Knighton was the first person to appear on Current TV when it launched on August 1, 2005, and hosted several programs and live events for the network. He was the host and executive producer of InfoMania, Current's first half-hour show. He left the show at the end of 2010.

He has appeared, as an actor, in shows such as the Gilmore Girls. AMC tapped him to host The Movie List, a weekly countdown of popular movie trivia. In 2011, he hosted the Biography Channel show, My Viral Video. His work has been featured on E!, CNN, CNN Headline News, MTV, TV Guide Channel, Oxygen, and KNBC Los Angeles. He was a regular panelist on E!'s Chelsea Lately.

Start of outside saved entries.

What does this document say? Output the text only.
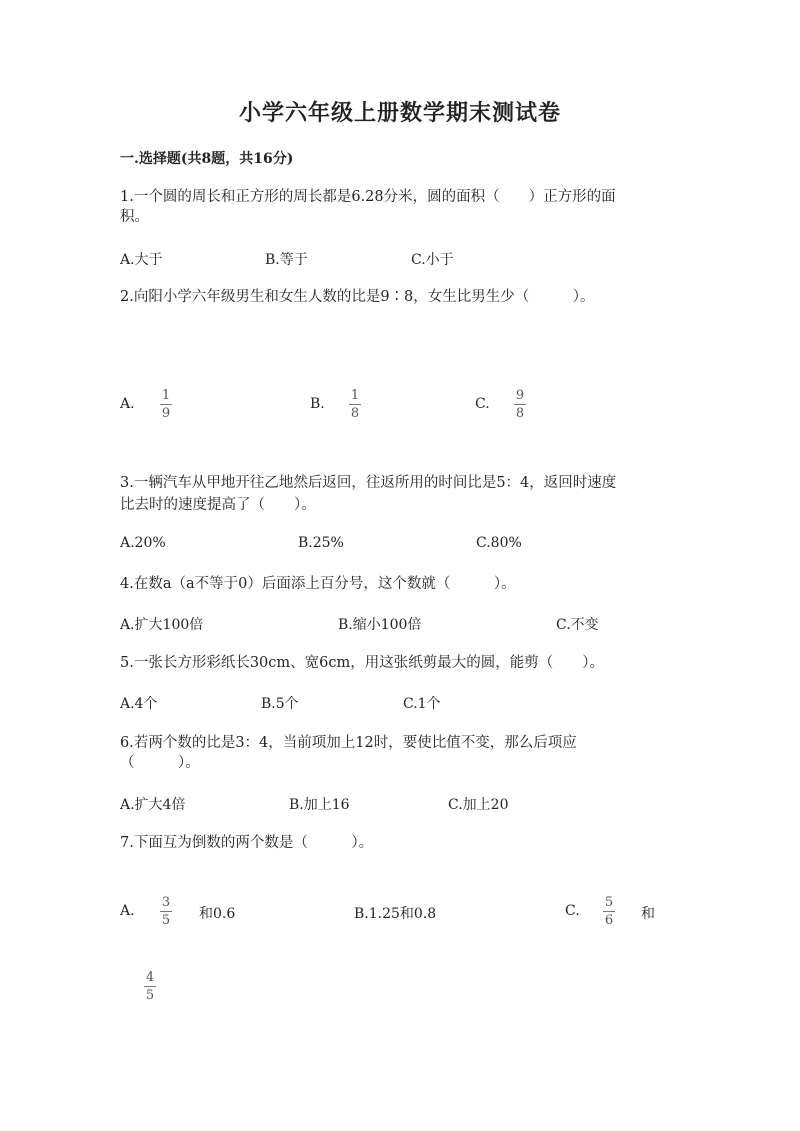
小学六年级上册数学期末测试卷
一.选择题(共8题，共16分)
1.一个圆的周长和正方形的周长都是6.28分米，圆的面积（　　）正方形的面
积。
A.大于	B.等于	C.小于
2.向阳小学六年级男生和女生人数的比是9∶8，女生比男生少（　　　）。
A.
1
9
B.
1
8
C.
9
8
3.一辆汽车从甲地开往乙地然后返回，往返所用的时间比是5：4，返回时速度
比去时的速度提高了（　　）。
A.20%	B.25%	C.80%
4.在数a（a不等于0）后面添上百分号，这个数就（　　　）。
A.扩大100倍	B.缩小100倍	C.不变
5.一张长方形彩纸长30cm、宽6cm，用这张纸剪最大的圆，能剪（　　）。
A.4个	B.5个	C.1个
6.若两个数的比是3：4，当前项加上12时，要使比值不变，那么后项应
（　　　）。
A.扩大4倍	B.加上16	C.加上20
7.下面互为倒数的两个数是（　　　）。
A.
3
5 和0.6	B.1.25和0.8	C.
5
6 和
4
5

In 2012, the EW Scripps Company (one of the nation's largest independent television station owners) hired Conor to create and host a daily look at travel, finance, and consumer issues.

As a correspondent for KCET's SoCal Connected, Knighton was nominated for two Los Angeles Area Emmys and won a 2015 Los Angeles Press Club Award.

==Early years==
Knighton grew up in Charleston, West Virginia, and attended George Washington High School. He is a graduate of Yale University.